To identify nuchal cord risk factors. The present case-control study was carried out between December 2016 and April 2017 at two hospitals in Yaoundé, Cameroon. Singletons with a nuchal cord at delivery (case group) as well as the two neonates without a nuchal cord delivered immediately after each case (control group), all in cephalic presentation, were included. Undated pregnancies were excluded. The main variables studied were maternal age, parity, pregnancy duration at delivery, cord insertion site, cord length, delivery weight, and fetal sex. A nuchal cord was present in 121 (6.0%) of 2015 singletons.

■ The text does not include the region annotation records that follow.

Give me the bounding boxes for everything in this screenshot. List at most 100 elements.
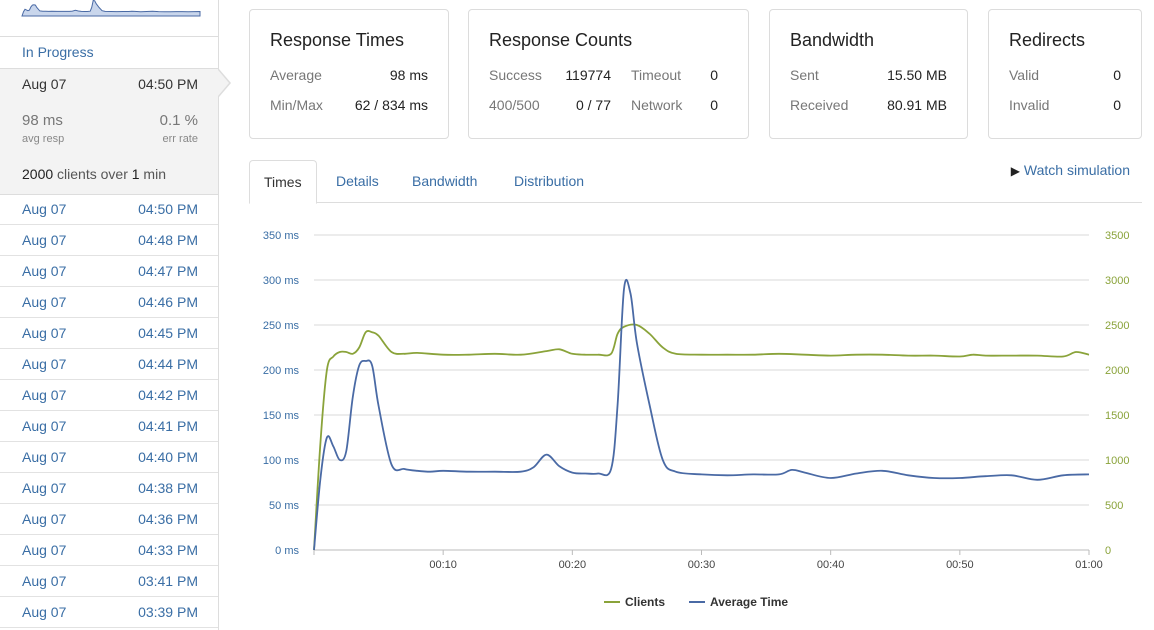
run-date: Aug 07 — [22, 263, 67, 279]
timeout-label: Timeout — [631, 67, 682, 83]
left-tick-label: 150 ms — [263, 410, 300, 422]
run-date: Aug 07 — [22, 232, 67, 248]
err-count-label: 400/500 — [489, 97, 540, 113]
tab-details[interactable]: Details — [336, 173, 379, 189]
run-list-item[interactable]: Aug 07 04:47 PM — [0, 256, 218, 287]
run-date: Aug 07 — [22, 356, 67, 372]
run-date: Aug 07 — [22, 449, 67, 465]
run-list-item[interactable]: Aug 07 04:38 PM — [0, 473, 218, 504]
err-rate-label: err rate — [162, 133, 198, 145]
in-progress-link[interactable]: In Progress — [22, 44, 94, 60]
left-tick-label: 50 ms — [269, 500, 299, 512]
average-value: 98 ms — [389, 67, 428, 83]
x-tick-label: 00:20 — [559, 559, 587, 571]
average-label: Average — [270, 67, 322, 83]
run-list-item[interactable]: Aug 07 04:36 PM — [0, 504, 218, 535]
response-times-card: Response Times Average 98 ms Min/Max 62 … — [249, 9, 449, 139]
right-tick-label: 3000 — [1105, 275, 1129, 287]
run-time: 04:48 PM — [138, 232, 198, 248]
run-list-item[interactable]: Aug 07 04:50 PM — [0, 194, 218, 225]
run-time: 04:42 PM — [138, 387, 198, 403]
avg-resp-label: avg resp — [22, 133, 65, 145]
network-value: 0 — [710, 97, 718, 113]
sparkline-chart — [0, 0, 218, 37]
run-list-item[interactable]: Aug 07 04:41 PM — [0, 411, 218, 442]
run-date: Aug 07 — [22, 294, 67, 310]
clients-series-line — [313, 323, 1090, 551]
run-list-item[interactable]: Aug 07 04:33 PM — [0, 535, 218, 566]
run-time: 03:39 PM — [138, 604, 198, 620]
right-tick-label: 0 — [1105, 545, 1111, 557]
x-tick-label: 00:50 — [946, 559, 974, 571]
x-tick-label: 00:10 — [429, 559, 457, 571]
response-counts-title: Response Counts — [489, 30, 633, 50]
run-list-item[interactable]: Aug 07 04:40 PM — [0, 442, 218, 473]
right-tick-label: 2500 — [1105, 320, 1129, 332]
right-axis: 0 500 1000 1500 2000 2500 3000 3500 — [1105, 230, 1129, 557]
minmax-label: Min/Max — [270, 97, 323, 113]
run-list-item[interactable]: Aug 07 04:46 PM — [0, 287, 218, 318]
chart-legend: Clients Average Time — [604, 595, 788, 609]
run-time: 04:44 PM — [138, 356, 198, 372]
minmax-value: 62 / 834 ms — [354, 97, 428, 113]
play-icon: ▶ — [1010, 164, 1020, 178]
response-counts-card: Response Counts Success 119774 Timeout 0… — [468, 9, 749, 139]
run-list-item[interactable]: Aug 07 04:44 PM — [0, 349, 218, 380]
received-label: Received — [790, 97, 849, 113]
current-run-item[interactable]: Aug 07 04:50 PM 98 ms avg resp 0.1 % err… — [0, 68, 231, 195]
run-time: 04:38 PM — [138, 480, 198, 496]
response-times-title: Response Times — [270, 30, 405, 50]
tab-distribution[interactable]: Distribution — [514, 173, 585, 189]
response-times-chart: 0 ms 50 ms 100 ms 150 ms 200 ms 250 ms 300 ms 3… — [263, 230, 1130, 609]
avg-resp-value: 98 ms — [22, 112, 63, 129]
run-date: Aug 07 — [22, 542, 67, 558]
run-time: 04:47 PM — [138, 263, 198, 279]
run-date: Aug 07 — [22, 387, 67, 403]
run-history-sidebar: In Progress Aug 07 04:50 PM 98 ms avg re… — [0, 0, 231, 630]
network-label: Network — [631, 97, 683, 113]
current-run-date: Aug 07 — [22, 76, 67, 92]
selected-arrow-fill — [218, 70, 229, 96]
run-list-item[interactable]: Aug 07 04:48 PM — [0, 225, 218, 256]
bandwidth-card: Bandwidth Sent 15.50 MB Received 80.91 M… — [769, 9, 968, 139]
run-list-item[interactable]: Aug 07 04:45 PM — [0, 318, 218, 349]
invalid-value: 0 — [1113, 97, 1121, 113]
legend-average-time-label: Average Time — [710, 595, 788, 609]
x-tick-label: 01:00 — [1075, 559, 1103, 571]
run-list-item[interactable]: Aug 07 04:42 PM — [0, 380, 218, 411]
left-tick-label: 250 ms — [263, 320, 300, 332]
tab-bandwidth[interactable]: Bandwidth — [412, 173, 478, 189]
left-tick-label: 0 ms — [275, 545, 299, 557]
watch-simulation-link[interactable]: ▶ Watch simulation — [1011, 162, 1130, 178]
run-time: 04:41 PM — [138, 418, 198, 434]
run-date: Aug 07 — [22, 418, 67, 434]
right-tick-label: 2000 — [1105, 365, 1129, 377]
run-list-item[interactable]: Aug 07 03:39 PM — [0, 597, 218, 628]
run-date: Aug 07 — [22, 573, 67, 589]
received-value: 80.91 MB — [887, 97, 947, 113]
left-axis: 0 ms 50 ms 100 ms 150 ms 200 ms 250 ms 300 ms 3… — [263, 230, 300, 557]
run-time: 03:41 PM — [138, 573, 198, 589]
clients-summary: 2000 clients over 1 min — [22, 166, 166, 182]
err-count-value: 0 / 77 — [575, 97, 611, 113]
sent-label: Sent — [790, 67, 819, 83]
tab-times[interactable]: Times — [249, 160, 317, 204]
success-value: 119774 — [565, 67, 611, 83]
run-date: Aug 07 — [22, 325, 67, 341]
run-date: Aug 07 — [22, 480, 67, 496]
x-tick-label: 00:30 — [688, 559, 716, 571]
sent-value: 15.50 MB — [887, 67, 947, 83]
right-tick-label: 500 — [1105, 500, 1123, 512]
chart-tabs: Times Details Bandwidth Distribution ▶ Wa… — [249, 160, 1142, 204]
run-list-item[interactable]: Aug 07 03:41 PM — [0, 566, 218, 597]
run-time: 04:45 PM — [138, 325, 198, 341]
valid-value: 0 — [1113, 67, 1121, 83]
left-tick-label: 350 ms — [263, 230, 300, 242]
invalid-label: Invalid — [1009, 97, 1050, 113]
right-tick-label: 1500 — [1105, 410, 1129, 422]
duration-unit: min — [139, 166, 166, 182]
valid-label: Valid — [1009, 67, 1040, 83]
run-time: 04:33 PM — [138, 542, 198, 558]
chart-grid — [314, 234, 1089, 551]
run-list: Aug 07 04:50 PM Aug 07 04:48 PM Aug 07 04:47 … — [0, 194, 218, 628]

The final analysis included 114 and 228 neonates in the case and control groups, respectively, with similar maternal age, parity, pregnancy duration, and delivery weight. Significant independent risk factors for nuchal cord formation were a cord length of 70cm or more (adjusted odds ratio [aOR] 19.10, 95% confidence interval [CI] 8.63-42.04), a pregnancy duration of more than 42weeks (aOR 7.43, 95% CI 1.46-37.21), marginal cord insertion (aOR 2.90, 95% CI 1.11-9.35), and a male fetus (aOR 2.14, 95% CI 1.16-7.74). Marginal cord insertion and post-term pregnancy should be added to the list of known nuchal cord risk factors.